Despite market sell-off, Bill Gross goes on a $21.4M bond-buying binge

JAN 28, 2011
By  Bloomberg
Bill Gross, head of the world's biggest mutual fund, put $17 million of his own wealth into closed-end bond funds in the past week even as a debt sell-off spurred investors to flee taxable-fixed-income funds for the first time in two years. Mr. Gross, who manages the $250 billion Pimco Total Return Fund (PTTRX), bought five closed-end corporate-bond funds last week, just days after purchasing five municipal bond funds, according to filings with the Securities and Exchange Commission. The purchases suggest that Mr.
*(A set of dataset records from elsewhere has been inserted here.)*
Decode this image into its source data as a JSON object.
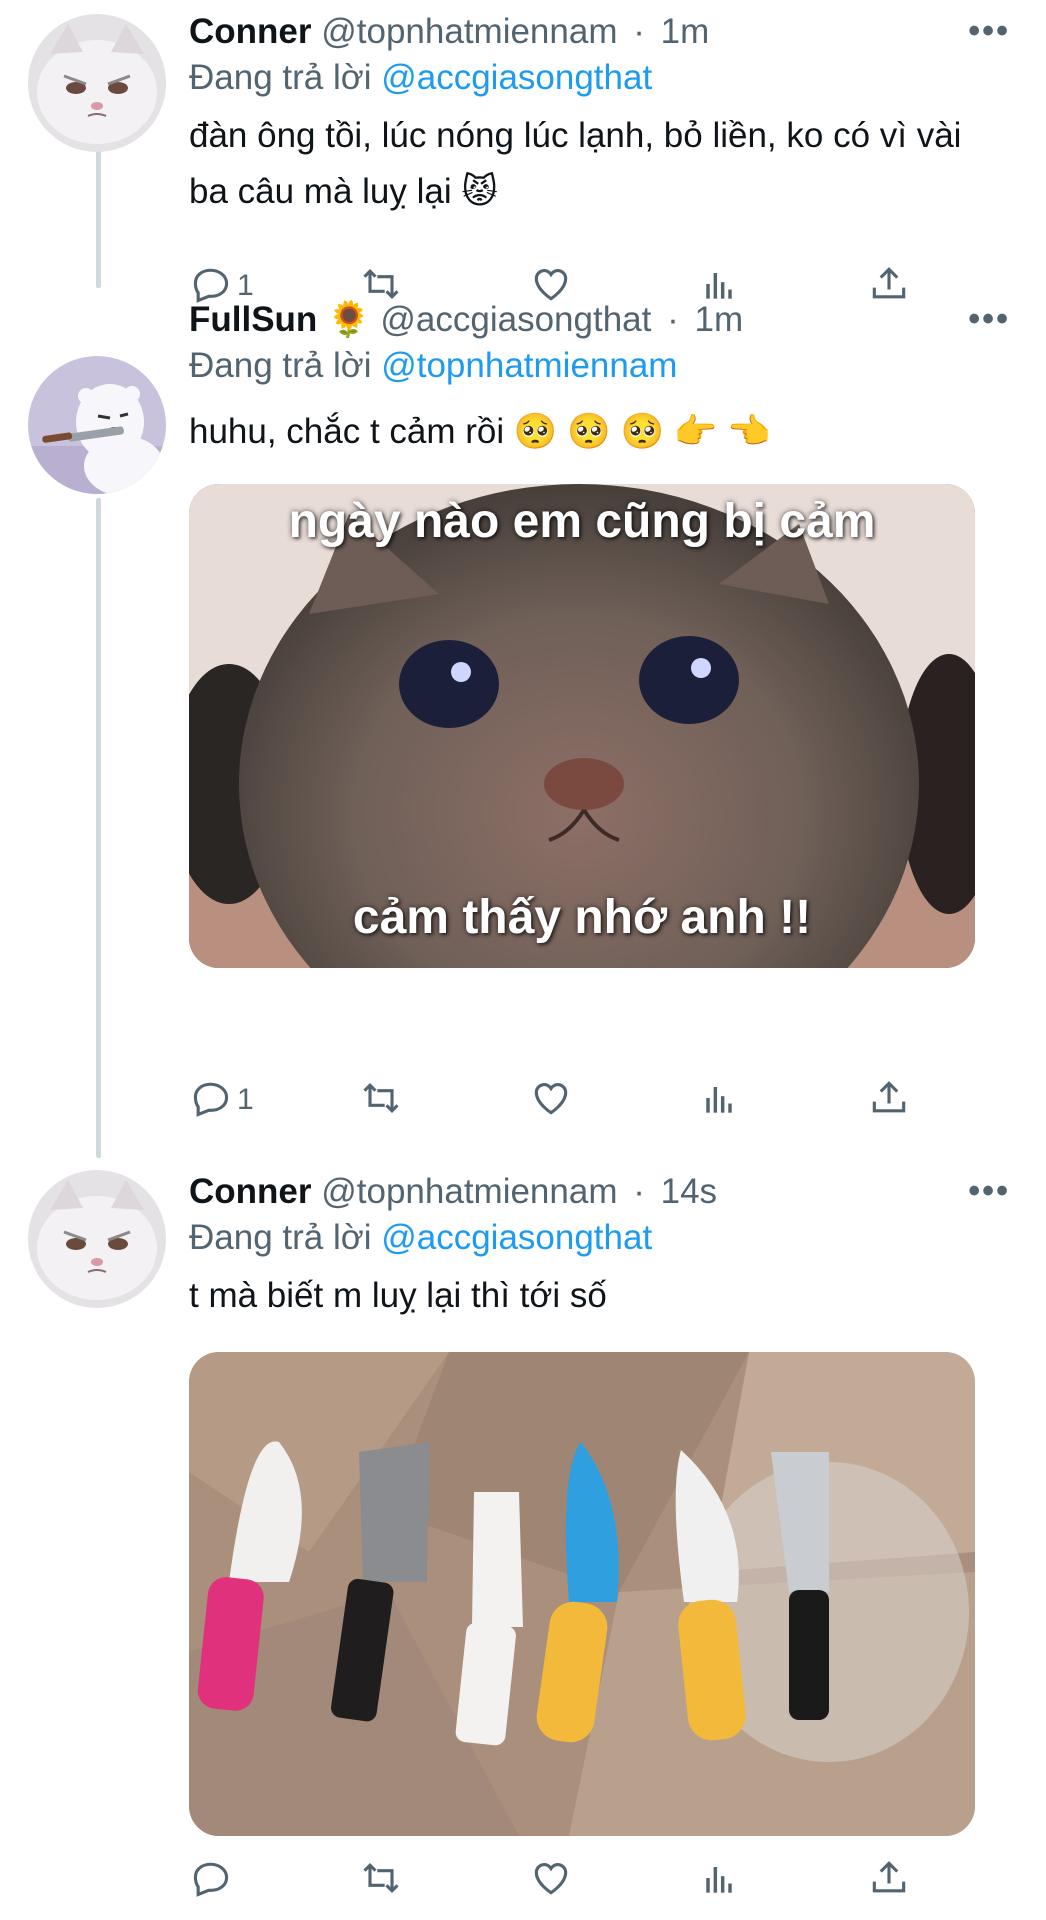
{
  "tweets": [
    {
      "name": "Conner",
      "handle": "@topnhatmiennam",
      "dot": "·",
      "time": "1m",
      "emoji": "",
      "reply_prefix": "Đang trả lời",
      "reply_to": "@accgiasongthat",
      "text": "đàn ông tồi, lúc nóng lúc lạnh, bỏ liền, ko có vì vài ba câu mà luỵ lại 😾",
      "reply_count": "1"
    },
    {
      "name": "FullSun",
      "handle": "@accgiasongthat",
      "dot": "·",
      "time": "1m",
      "emoji": "🌻",
      "reply_prefix": "Đang trả lời",
      "reply_to": "@topnhatmiennam",
      "text": "huhu, chắc t cảm rồi 🥺 🥺 🥺 👉 👈",
      "reply_count": "1",
      "media_caption_top": "ngày nào em cũng bị cảm",
      "media_caption_bottom": "cảm thấy nhớ anh !!"
    },
    {
      "name": "Conner",
      "handle": "@topnhatmiennam",
      "dot": "·",
      "time": "14s",
      "emoji": "",
      "reply_prefix": "Đang trả lời",
      "reply_to": "@accgiasongthat",
      "text": "t mà biết m luỵ lại thì tới số",
      "reply_count": ""
    }
  ],
  "more_label": "•••",
  "colors": {
    "link": "#1d9bf0",
    "muted": "#536471",
    "thread_line": "#cfd9de"
  }
}
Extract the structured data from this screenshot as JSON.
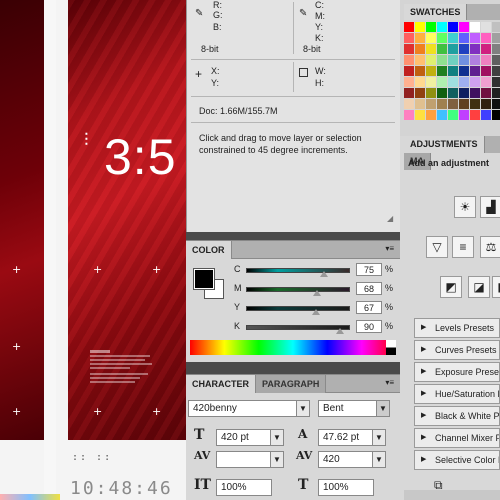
{
  "info": {
    "rgb_labels": [
      "R:",
      "G:",
      "B:"
    ],
    "cmyk_labels": [
      "C:",
      "M:",
      "Y:",
      "K:"
    ],
    "bitdepth_left": "8-bit",
    "bitdepth_right": "8-bit",
    "xy_labels": [
      "X:",
      "Y:"
    ],
    "wh_labels": [
      "W:",
      "H:"
    ],
    "doc": "Doc: 1.66M/155.7M",
    "hint": "Click and drag to move layer or selection constrained to 45 degree increments."
  },
  "color_panel": {
    "tab": "COLOR",
    "channels": [
      {
        "label": "C",
        "value": "75",
        "unit": "%",
        "level": 0.75
      },
      {
        "label": "M",
        "value": "68",
        "unit": "%",
        "level": 0.68
      },
      {
        "label": "Y",
        "value": "67",
        "unit": "%",
        "level": 0.67
      },
      {
        "label": "K",
        "value": "90",
        "unit": "%",
        "level": 0.9
      }
    ],
    "foreground": "#000000",
    "background": "#ffffff"
  },
  "character_panel": {
    "tabs": [
      "CHARACTER",
      "PARAGRAPH"
    ],
    "font_family": "420benny",
    "font_style": "Bent",
    "font_size": "420 pt",
    "leading": "47.62 pt",
    "kerning": "",
    "tracking": "420",
    "vertical_scale": "100%",
    "horizontal_scale": "100%"
  },
  "swatches": {
    "tab": "SWATCHES"
  },
  "adjustments": {
    "tabs": [
      "ADJUSTMENTS",
      "MA"
    ],
    "header": "Add an adjustment",
    "presets": [
      "Levels Presets",
      "Curves Presets",
      "Exposure Presets",
      "Hue/Saturation Presets",
      "Black & White Presets",
      "Channel Mixer Presets",
      "Selective Color Presets"
    ]
  },
  "canvas": {
    "big_time": "3:5",
    "small_time": "10:48:46",
    "dots": "::  ::"
  }
}
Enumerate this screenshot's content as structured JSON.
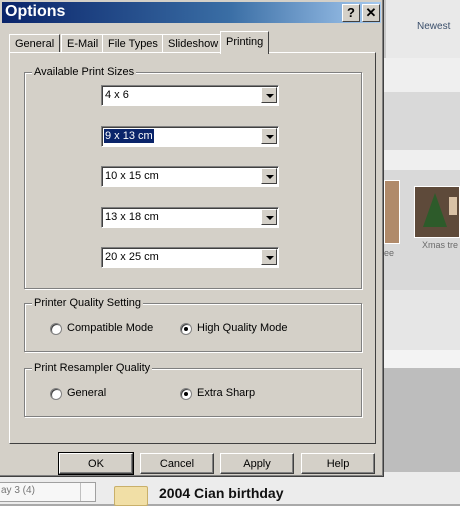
{
  "background": {
    "newest_label": "Newest",
    "photo_captions": [
      "ee",
      "Xmas tre"
    ],
    "filter_combo_value": "ay 3 (4)",
    "folder_title": "2004 Cian birthday"
  },
  "dialog": {
    "title": "Options",
    "help_button": "?",
    "close_button": "✕",
    "tabs": [
      {
        "label": "General"
      },
      {
        "label": "E-Mail"
      },
      {
        "label": "File Types"
      },
      {
        "label": "Slideshow"
      },
      {
        "label": "Printing",
        "active": true
      }
    ],
    "print_sizes": {
      "label": "Available Print Sizes",
      "values": [
        "4 x 6",
        "9 x 13 cm",
        "10 x 15 cm",
        "13 x 18 cm",
        "20 x 25 cm"
      ],
      "focused_index": 1
    },
    "printer_quality": {
      "label": "Printer Quality Setting",
      "options": [
        "Compatible Mode",
        "High Quality Mode"
      ],
      "selected": "High Quality Mode"
    },
    "resampler_quality": {
      "label": "Print Resampler Quality",
      "options": [
        "General",
        "Extra Sharp"
      ],
      "selected": "Extra Sharp"
    },
    "buttons": {
      "ok": "OK",
      "cancel": "Cancel",
      "apply": "Apply",
      "help": "Help"
    }
  }
}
Gross sees value in debt even after investors pulled money from taxable bond mutual funds for the first time since December 2008. A sell-off in bonds has lifted the yield on 10-year Treasuries by more than a percentage point since Nov. 4, the day after the Federal Reserve pledged to buy $600 billion in assets to try to revive the economy. U.S. investors poured $252 billion into taxable-bond funds in the first 11 months of the year. “The question is whether this is a bond market turning point,” said Eric Jacobson, a Morningstar Inc. fund analyst. Mr. Gross, who reduced his fund's holdings of government debt for four straight months, said in October that asset purchases by the Fed probably will signify the end of the 30-year rally in bonds. The yield on the 10-year note touched a seven-month high yesterday on evidence that the economy is recovering, encouraging investors to unwind bets the securities will rise. Bond yields and prices move in the opposite direction. Investors pulled $401 million from taxable-bond funds in the one-week period ended Dec. 8, the first net redemptions since the week ended Dec. 10, 2008, according to data released last week by the Investment Company Institute.

$1.7 BILLION WITHDRAWN

All bond mutual funds lost $1.7 billion to withdrawals during that week. Investors took out $2.7 billion from domestic stock funds, their 32nd straight week of redemptions, while stock funds that invest outside the U.S. attracted $1.3 billion, the ICI said. Mr. Gross purchased shares of Pimco Income Strategy Fund (PFL), Pimco Income Strategy Fund II (PFN), Pimco High Income Fund (PHK), Pimco Corporate Income Fund (PCN) and Pimco Corporate Opportunity Fund (PTY) on Dec. 14, according to an SEC filing last week. On Dec. 13 and 14, he more than doubled his holdings in the funds to 2.37 million shares, filings show. The week before, Mr. Gross also spent $4.4 million of his own money to purchase shares of five municipal bond funds run by Pimco. Mr. Gross added to shares in Pimco California Municipal Income Fund (PCQ), Pimco California Municipal Income Fund II (XPCKX), Pimco California Municipal Income Fund III (XPCZX), Pimco Municipal Income Fund (PMF) and Pimco Municipal Income Fund III (PMX) on Dec. 9 and Dec. 10, according to SEC filings. That brings the fund manager's bond binge tally this month to $21.4 million. Mark Porterfield, a spokesman for Pacific Investment Management Co. LLC, which runs the Pimco funds, declined to comment.

8.9% SLUMP

Shares of Pimco Municipal Income Fund III have declined 8.9% in price since Nov. 4. The shares are trading at about an 18% premium to the value of its underlying assets, according to data compiled by Bloomberg. Pimco Corporate Income Fund has dropped 7.5% since the Fed's quantitative-easing plan was announced. The shares trade at less than a 1% discount to net asset value. The Pimco Total Return Fund has beaten 98% of its peers during Mr. Gross' five-year tenure. The fund lost 2.4%, including reinvested interest, in the one-month period ended Dec. 14. It had its first withdrawals by investors in two years in November. Pimco, a unit of Allianz SE, manages about $1.2 trillion in assets.

INFLATION EXPECTATIONS

Benchmark 10-year Treasuries have slumped since signs of an economic recovery and planned asset purchases by the Fed fueled expectations inflation will accelerate. Investors began pulling out of municipal bond funds in November amid concerns about renewed inflation and a flood of supply from issuers. Withdrawals from municipal bond funds in the week ended Nov. 17 were $3 billion, according to Lipper FMI, the highest amount in almost 19 years. High-yield managers such as Fidelity Investments' Mark Notkin in Boston and Margaret Patel at San Francisco-based Wells Fargo & Co. said last month that they believe the bond fund rally is over and stocks represent a better buy.